Выбрать главу

Цыганка спала рядом, укутанная с ног до головы, рядом с ним. Ротик чуть приоткрылся; черные волосы разметались по подушке. Ее ровное горячее дыхание опалило щеку, когда, приподнявшись на локте, он склонился над дорогим личиком. Архидьякон внимательно вглядывался в почти совсем еще детские черты, пытаясь понять, что же в ней такого, что свело его с ума. Он несмело, невесомым движением очертил большим пальцем изгиб черной брови; девушка сонно повела головой и тихо застонала. Через мгновение она распахнула глаза и вперила в него наполненный ужасом, непонимающий взгляд.

- Доброе утро, красавица, - шепнул мужчина, касаясь губами виска.

- Не трогай меня! – взвизгнула та и, резко сев, отстранилась.

Тупая боль запульсировала в голове, вырвав мучительный полустон-полувздох, а желудок скрутило вдруг в приступе тошноты, заставив невольно поморщиться. Крепленое вино напомнило о себе отвратительным кислым привкусом во рту и нестерпимой жаждой. Алкогольные пары все еще окутывали сознание легкой туманной дымкой, не мешая осознавать происходящее, однако делая каждую мысль тяжелой и неповоротливой.

Без труда разобравшись, чем вызвана гримаса на прелестном личике, Фролло быстро поднялся с постели и зачерпнул широкой кружкой из заранее припасенной бадьи с чистой водой: неподалеку протекал ручей, впадавший в Сену. Молча протянул плясунье. В пристальном взгляде не промелькнуло даже намека на благодарность, однако чашку она взяла и жадно припала к глиняному краю.

В эту секунду уснувшая на время страсть пробудилась в священнике и восстала во всей своей мощи. Он видел изящные смуглые ручки, обхватившие чашу; округлые плечики, скрытые лишь тонкой тканью белого платья послушницы Отель-Дье; длинную шейку и выглядывающую из-под ворота ключицу; вздымавшуюся при каждом вдохе грудь…
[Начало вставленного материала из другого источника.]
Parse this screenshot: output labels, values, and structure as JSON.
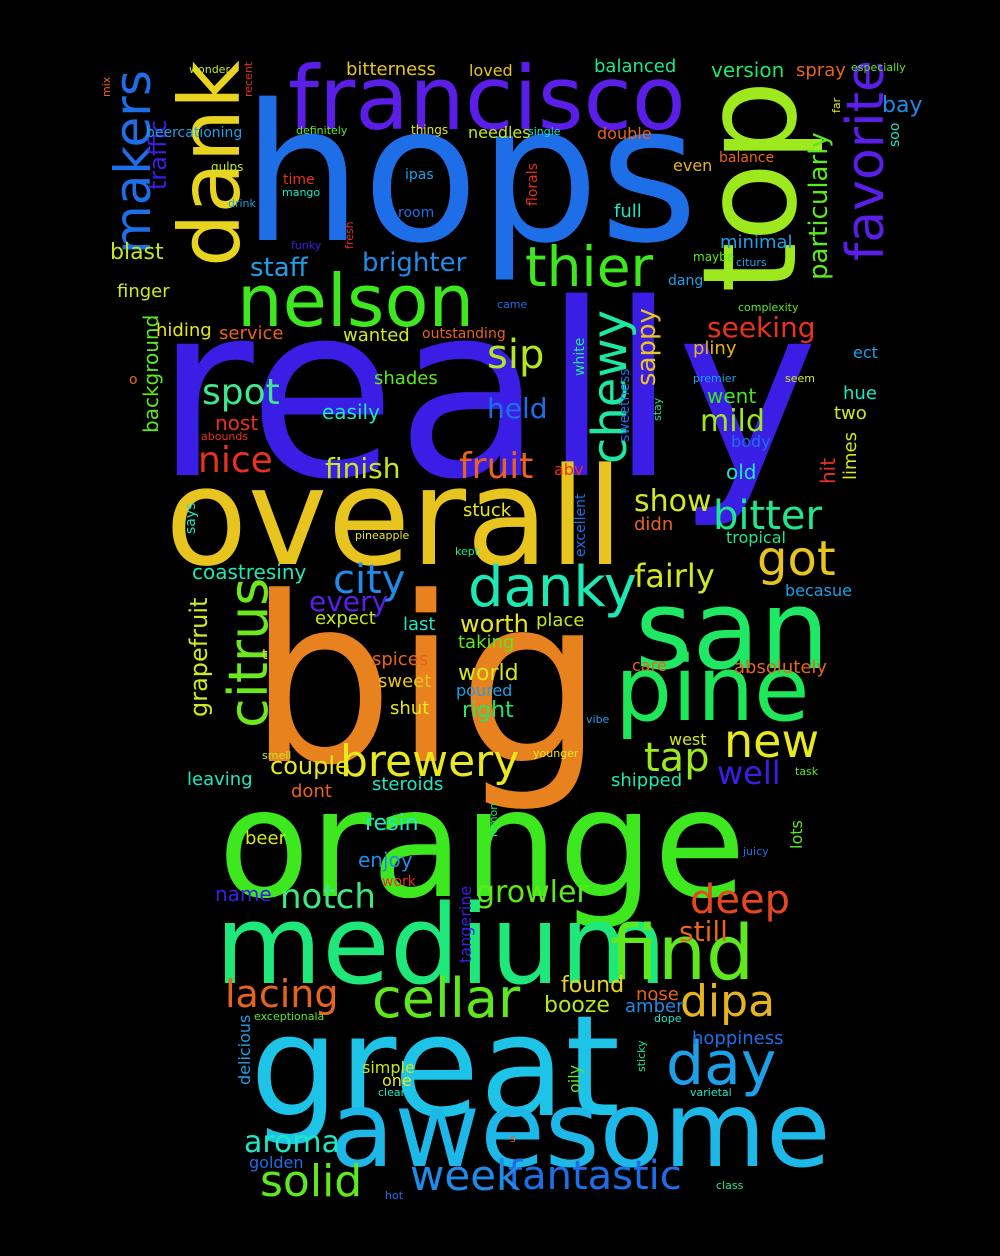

Стоило цыганке, утолив жажду, оторваться от кружки, она моментально почувствовала свершившуюся за эти несколько мгновений перемену в своем тюремщике. Несчастная вздрогнула, когда сильные пальцы как бы невзначай коснулись ее ладони, принимая опустошенный сосуд. Она хорошо знала тот взгляд, которым он впился на миг в ее лицо: то был взгляд голодного зверя, хищника, загнавшего жертву. Неприкрытое вожделение сквозило в его взоре, и к нему не примешивались уже ни внутренняя борьба, ни смиренные мольбы – только желание победителя обладать своей наградой. В страхе Эсмеральда закрыла лицо руками.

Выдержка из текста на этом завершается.